The last year of Shane Drahm's life has not been enjoyable.
On the pitch, the Worcester fly half has not so much blotted his copybook as drenched it in ink and flushed it down the toilet; off it, things have been even worse.
After two years of sterling service at Sixways, in which he had played no little part in keeping the club in the Guinness Premiership, the Australian had sunk to third, even fourth choice for a team that had won just once all season.
Indeed, last month his stock had fallen so low that he was one of three players banished en masse to help Launceston fight for their National One lives. It was difficult to see the 30-year-old ever wearing Blue-and-Gold again.
He probably wouldn't have, had Loki Crichton been able to hit a barn door with a cow's posterior, James Brown come somewhere close to fulfilling his modest talents, or young Joey Carlisle remained fit.

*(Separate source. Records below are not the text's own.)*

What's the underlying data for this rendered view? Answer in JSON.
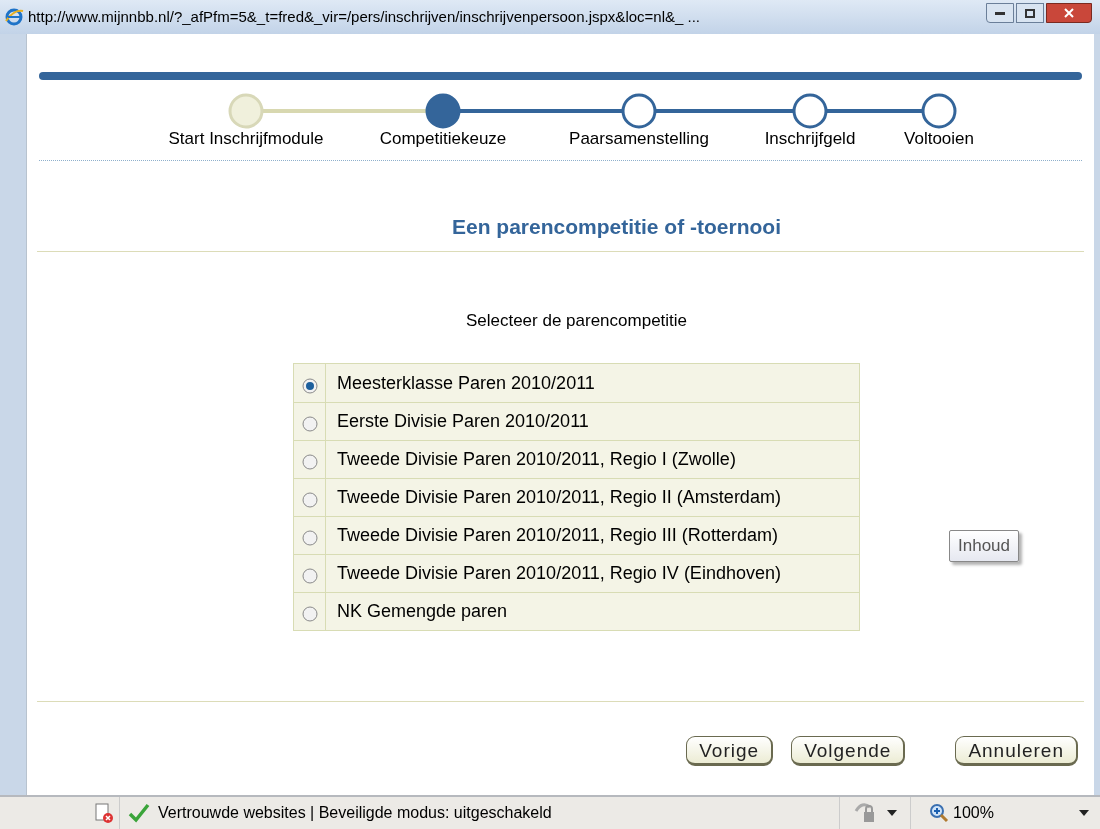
{
  "window": {
    "title": "http://www.mijnnbb.nl/?_afPfm=5&_t=fred&_vir=/pers/inschrijven/inschrijvenpersoon.jspx&loc=nl&_ ..."
  },
  "steps": [
    {
      "label": "Start Inschrijfmodule",
      "completed": true,
      "selected": false
    },
    {
      "label": "Competitiekeuze",
      "completed": false,
      "selected": true
    },
    {
      "label": "Paarsamenstelling",
      "completed": false,
      "selected": false
    },
    {
      "label": "Inschrijfgeld",
      "completed": false,
      "selected": false
    },
    {
      "label": "Voltooien",
      "completed": false,
      "selected": false
    }
  ],
  "heading": "Een parencompetitie of -toernooi",
  "prompt": "Selecteer de parencompetitie",
  "options": [
    {
      "label": "Meesterklasse Paren 2010/2011",
      "selected": true
    },
    {
      "label": "Eerste Divisie Paren 2010/2011",
      "selected": false
    },
    {
      "label": "Tweede Divisie Paren 2010/2011, Regio I (Zwolle)",
      "selected": false
    },
    {
      "label": "Tweede Divisie Paren 2010/2011, Regio II (Amsterdam)",
      "selected": false
    },
    {
      "label": "Tweede Divisie Paren 2010/2011, Regio III (Rotterdam)",
      "selected": false
    },
    {
      "label": "Tweede Divisie Paren 2010/2011, Regio IV (Eindhoven)",
      "selected": false
    },
    {
      "label": "NK Gemengde paren",
      "selected": false
    }
  ],
  "tooltip": "Inhoud",
  "buttons": [
    "Vorige",
    "Volgende",
    "Annuleren"
  ],
  "status_bar": {
    "zone": "Vertrouwde websites | Beveiligde modus: uitgeschakeld",
    "zoom": "100%"
  }
}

But problems in his personal life dwarfed such professional concerns in November last year when he was involved in an incident in Worcester city centre that ended with a man needing 15 stitches in his face.
Drahm admitted a charge of malicious and unlawful wounding and was ordered to do 200 hours community service and pay his victim £3,000 compensation after what was described as a 'swinging arm rugby league-style tackle'.
Although he played in the aftermath to the case, he was a shadow of the mischievous imp who had inspired the Great Escape a few months earlier.
His creative spirit lacked its usual freedom, his defence always suspect became little short of porous and his decision-making could only be described as awful.
A desperate performance in the home defeat against Harlequins just after Christmas seemed to have spelled the end. Crichton came in and played well until it became apparent Worcester would not survive with an absence of a kicking game at outside half.
That afforded Drahm a reprieve, though it was still to general surprise that he was recalled to the starting line-up for last Friday's unenviable trip to Sale.
Even now, those who were at Edgeley Park struggle to believe what they witnessed as the former Northampton man responded with an inspired performance and steered his team to a well-deserved 22-15 victory.
Five goals from five attempts were surpassed only by a scintillating 60-metre break from under his own posts that led to the night's sole try.
It wasn't just vintage Drahm, it was a very good vintage. He is now certain to start tomorrow's appointment with another of the country's heavyweights, Leicester Tigers, knowing a second consecutive win would effectively guarantee the club's place in next year's top flight.
With Drahm due to leave the Midlands at the end of the campaign, having agreed to join Japanese club Kubota Spears, it would be the perfect legacy.
"A couple of weeks ago, I was questioning whether I would play for Worcester again," Drahm admitted. "I went out on loan to Launceston to play and had a really good time, they are a great bunch of guys, but I guess it was a reality check.
"It would have been a difficult way to finish my career at Warriors by not playing in the first team and being on the field, I have always enjoyed my time here. To play in games like the Sale clash and play like I did makes me really proud."
For the first time in months, Drahm's public persona wears a smile once more and it seems his professional reputation has been rehabilitated when it could have disappeared altogether.
He is reluctant to talk about his conviction but it is not difficult to detect a sense of injustice. "It was a tough time and it did have a big impact on both me and my form," he said. "I felt I was unfortunate and harshly dealt with but you move on. That's life, I guess. The club were very supportive and there is a lot that people don't know."
Drahm had become involved when he saw a man abusing a nurse who was trying to help his son. The player claimed in court he was racially abused and it was accepted by both sides that he was kicked in the leg. It would be a stonyheart that did not feel Drahm had been made an example of. He hopes now that he has set his own example.
"Hopefully, I can keep my form up and work hard to keep my place in the team now," he said.
"The guys have been great but to come back in from the wilderness and put on a show like that just makes me really proud, I didn't want to finish my career with Warriors on a downer, I wanted to show what I was capable of but the No 1 thing is the team. It is not about personal accomplishments but how we are shaping up as a team.
"I want to go out on a high for this club, we now need to keep this up. We all want to build momentum for the club and I want to push up to a mid-table spot.
"We need to pick up where we left off against Sale. It's been a problem for us that we can play like we did against Sale and then the following week we under-perform.
"We have to really keep raising the bar now. We have a group of fighters at the club and that spirit is really going strong now. With the home support behind us there is no reason why we can't get a result against Leicester."
After all, Shane Drahm has shown anything is possible.